Create common principles for a risk-based approach: The use of a risk-based approach is key to limiting scope and undue burden across all research areas. Accounting for risk through factors such as the type of research being performed and/or where the research is taking place can be critical to identifying and mitigating the most significant threats and minimizing compliance burdens to the areas of greatest concern. Federal research agencies have independently established their own risk-based review procedures, which has led to a complex web of review standards. Consistent with NASEMrecommendations, through the interagency working group, OSTP can convene agencies and help develop common principles and elements for all agencies to adhere to in their risk review process. This would help provide greater consistency across agencies while still allowing each to tailor policies and practices that account for factors unique to their specific research landscape.

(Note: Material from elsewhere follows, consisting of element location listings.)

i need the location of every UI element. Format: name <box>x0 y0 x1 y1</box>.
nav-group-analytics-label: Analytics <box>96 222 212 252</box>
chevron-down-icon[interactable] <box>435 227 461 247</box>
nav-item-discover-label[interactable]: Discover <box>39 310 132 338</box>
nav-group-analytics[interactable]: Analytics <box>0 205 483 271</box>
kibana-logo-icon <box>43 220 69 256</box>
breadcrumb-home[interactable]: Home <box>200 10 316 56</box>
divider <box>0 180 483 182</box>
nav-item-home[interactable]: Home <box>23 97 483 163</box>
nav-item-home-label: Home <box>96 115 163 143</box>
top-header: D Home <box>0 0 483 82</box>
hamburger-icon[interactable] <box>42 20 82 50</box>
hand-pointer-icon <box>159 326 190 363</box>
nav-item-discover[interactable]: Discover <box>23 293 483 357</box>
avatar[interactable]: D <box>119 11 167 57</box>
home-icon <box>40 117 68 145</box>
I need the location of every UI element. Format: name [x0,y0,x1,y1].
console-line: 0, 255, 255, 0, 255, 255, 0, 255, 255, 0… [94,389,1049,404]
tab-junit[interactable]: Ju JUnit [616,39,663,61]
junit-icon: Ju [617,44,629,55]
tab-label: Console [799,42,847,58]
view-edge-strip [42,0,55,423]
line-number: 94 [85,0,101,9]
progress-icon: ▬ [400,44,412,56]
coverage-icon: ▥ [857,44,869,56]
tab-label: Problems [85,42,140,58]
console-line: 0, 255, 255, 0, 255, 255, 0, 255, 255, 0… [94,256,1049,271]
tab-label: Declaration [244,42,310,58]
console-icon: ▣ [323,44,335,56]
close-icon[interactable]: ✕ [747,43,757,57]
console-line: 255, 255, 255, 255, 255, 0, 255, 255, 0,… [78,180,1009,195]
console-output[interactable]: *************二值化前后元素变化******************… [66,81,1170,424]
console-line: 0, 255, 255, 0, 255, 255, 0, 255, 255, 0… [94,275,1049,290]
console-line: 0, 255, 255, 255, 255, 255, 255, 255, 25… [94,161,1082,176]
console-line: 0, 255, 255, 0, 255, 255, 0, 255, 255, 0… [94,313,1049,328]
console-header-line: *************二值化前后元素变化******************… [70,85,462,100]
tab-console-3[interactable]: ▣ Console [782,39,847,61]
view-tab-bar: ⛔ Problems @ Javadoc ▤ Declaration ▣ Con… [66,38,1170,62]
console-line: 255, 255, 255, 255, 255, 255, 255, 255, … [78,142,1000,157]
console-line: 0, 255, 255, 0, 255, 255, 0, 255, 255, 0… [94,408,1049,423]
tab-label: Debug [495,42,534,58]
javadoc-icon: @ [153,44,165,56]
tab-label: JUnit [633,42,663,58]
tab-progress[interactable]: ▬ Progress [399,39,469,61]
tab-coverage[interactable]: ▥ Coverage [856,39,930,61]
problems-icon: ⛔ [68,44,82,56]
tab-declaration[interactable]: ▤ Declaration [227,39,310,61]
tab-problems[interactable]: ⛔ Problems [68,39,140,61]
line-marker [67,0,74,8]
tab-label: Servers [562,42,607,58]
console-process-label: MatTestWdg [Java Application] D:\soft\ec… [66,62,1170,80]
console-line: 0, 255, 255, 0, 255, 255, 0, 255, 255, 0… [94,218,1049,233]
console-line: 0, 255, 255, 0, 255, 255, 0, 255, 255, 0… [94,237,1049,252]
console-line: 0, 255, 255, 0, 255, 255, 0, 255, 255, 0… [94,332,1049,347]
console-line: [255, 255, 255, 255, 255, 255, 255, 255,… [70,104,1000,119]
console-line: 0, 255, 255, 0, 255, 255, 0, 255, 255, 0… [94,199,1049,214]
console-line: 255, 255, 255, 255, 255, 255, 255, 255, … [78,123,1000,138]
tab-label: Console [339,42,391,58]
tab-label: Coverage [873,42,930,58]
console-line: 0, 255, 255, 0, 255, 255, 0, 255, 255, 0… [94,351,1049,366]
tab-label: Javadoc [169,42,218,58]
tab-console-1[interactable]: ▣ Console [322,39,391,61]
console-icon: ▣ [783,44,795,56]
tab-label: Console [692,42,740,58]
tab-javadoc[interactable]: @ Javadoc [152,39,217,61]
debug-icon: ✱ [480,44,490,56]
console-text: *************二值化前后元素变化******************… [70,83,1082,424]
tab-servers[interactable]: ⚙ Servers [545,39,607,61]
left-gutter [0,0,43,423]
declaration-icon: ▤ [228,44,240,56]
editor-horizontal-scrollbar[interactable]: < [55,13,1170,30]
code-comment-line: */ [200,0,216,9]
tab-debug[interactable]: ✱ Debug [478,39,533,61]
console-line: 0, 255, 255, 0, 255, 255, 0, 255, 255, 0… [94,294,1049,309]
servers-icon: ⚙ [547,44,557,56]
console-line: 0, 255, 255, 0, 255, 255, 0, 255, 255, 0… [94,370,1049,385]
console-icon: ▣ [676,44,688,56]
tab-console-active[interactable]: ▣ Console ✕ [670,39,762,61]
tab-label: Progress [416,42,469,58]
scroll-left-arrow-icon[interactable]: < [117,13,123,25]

Provide targeted protections when necessary: Existing controls and vetting processes for “sensitive” research already allow the federal government to classify projects, impose export control restrictions, limit information sharing through Controlled Unclassified Information (CUI), and require additional vetting for foreign students and scholars. To remain agile and protect U.S. competitiveness, any restrictions or prohibitions must carefully consider the potential consequences to U.S. innovation. When protections are necessary, we must ensure they are narrowly tailored to address specific concerns. Blanket restrictions on all types of research or outright prohibitions on certain types of research risk undermining our ability to compete globally, attract and retain talent while also adding compliance burdens to institutions and university researchers.

In addition to the comments provided above, AAU also supports the comments submitted by the Association of Public and Land-Grant Universities, the Council on Government Relations, and the American Council on Education.